同県は、海藻や海草などがCO2を吸収・固定する「ブルーカーボン」に注目し、県内でのクレジット創出を後押ししている。今回のシンポジウムはその理解促進を目的とし、県内の漁協や企業、研究機関、自治体などが参加する。

基調講演では、日本海藻協会の藤田大介会長(元東京海洋大学准教授)が登壇し、国内外の藻場再生の現状と課題、そして「磯焼け」と呼ばれる藻場の消失現象への対策を解説する。藤田氏は「藻場の保全は漁場の生産力向上だけでなく、CO2吸収や生物多様性保全にも資する」と述べている。

県環境農政局の脱炭素戦略本部室も登壇し、神奈川県が進めるブルーカーボンクレジット事業の仕組みを説明する予定だ。

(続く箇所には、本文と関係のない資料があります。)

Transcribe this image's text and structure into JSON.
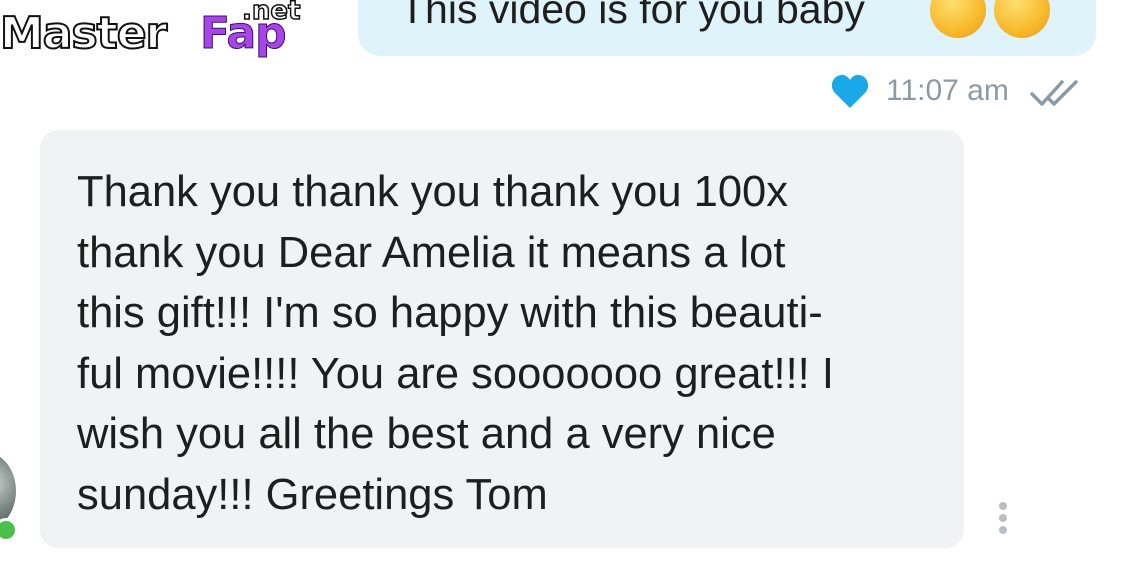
{
  "watermark": {
    "master": "Master",
    "fap": "Fap",
    "net": ".net"
  },
  "sent_message": {
    "text": "This video is for you baby",
    "emojis": [
      "tongue-out-face",
      "grinning-face"
    ]
  },
  "sent_meta": {
    "time": "11:07 am",
    "liked": true,
    "read_status": "double-tick",
    "heart_color": "#1aa9e8"
  },
  "received_message": {
    "text": "Thank you thank you thank you 100x\nthank you Dear Amelia it means a lot\nthis gift!!! I'm so happy with this beauti-\nful movie!!!! You are sooooooo great!!! I\nwish you all the best and a very nice\nsunday!!! Greetings Tom"
  },
  "sender": {
    "online": true,
    "status_color": "#49c04a"
  },
  "colors": {
    "sent_bubble": "#dff3fa",
    "received_bubble": "#f1f2f3",
    "meta_text": "#8e9aa3"
  }
}
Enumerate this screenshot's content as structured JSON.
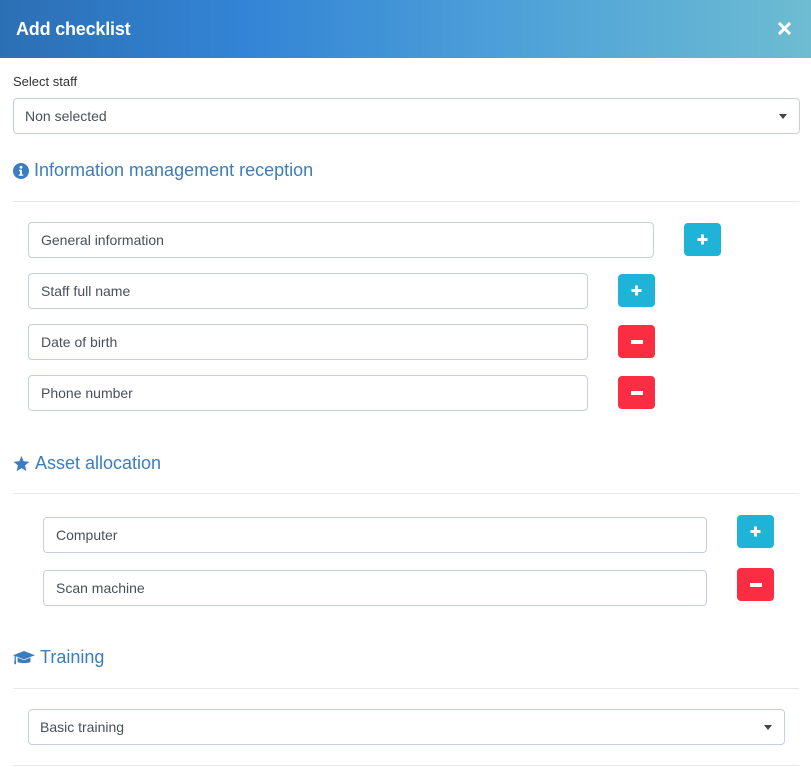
{
  "modal": {
    "title": "Add checklist",
    "close_icon": "close-icon"
  },
  "staff": {
    "label": "Select staff",
    "selected": "Non selected"
  },
  "sections": [
    {
      "title": "Information management reception",
      "icon": "info-circle-icon",
      "items": [
        {
          "value": "General information",
          "action": "add"
        },
        {
          "value": "Staff full name",
          "action": "add"
        },
        {
          "value": "Date of birth",
          "action": "remove"
        },
        {
          "value": "Phone number",
          "action": "remove"
        }
      ]
    },
    {
      "title": "Asset allocation",
      "icon": "star-icon",
      "items": [
        {
          "value": "Computer",
          "action": "add"
        },
        {
          "value": "Scan machine",
          "action": "remove"
        }
      ]
    },
    {
      "title": "Training",
      "icon": "graduation-cap-icon",
      "selected": "Basic training"
    }
  ],
  "colors": {
    "header_gradient_start": "#2c6fb4",
    "header_gradient_end": "#6dbcd2",
    "section_title": "#3b7dbf",
    "add_button": "#1fb3d8",
    "remove_button": "#fb2d42"
  }
}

さらに、小田原市や三浦市、平塚市などで実施されている藻場再生活動の事例が、各漁業協同組合から紹介される。

午後の講演では、横須賀市経済部や三和漁協城ヶ島支所などが登壇し、県内でのブルーカーボンクレジット取得の具体的事例を共有する。藻場の再生活動を通じて創出されたカーボンクレジットを、企業が脱炭素経営の一環として購入する流れも紹介される見通しだ。

意見交換セッションでは、株式会社東京久栄の神尾光一郎氏をファシリテーターに、参加者が藻場保全の課題と今後の協働の方向性を議論する。

同県は、今回のシンポジウムを「SDGsの達成と脱炭素社会の実現を支える取り組みの一環」と位置づけており、今後もブルーカーボンを活用した地域主体の気候変動対策を推進する方針だ。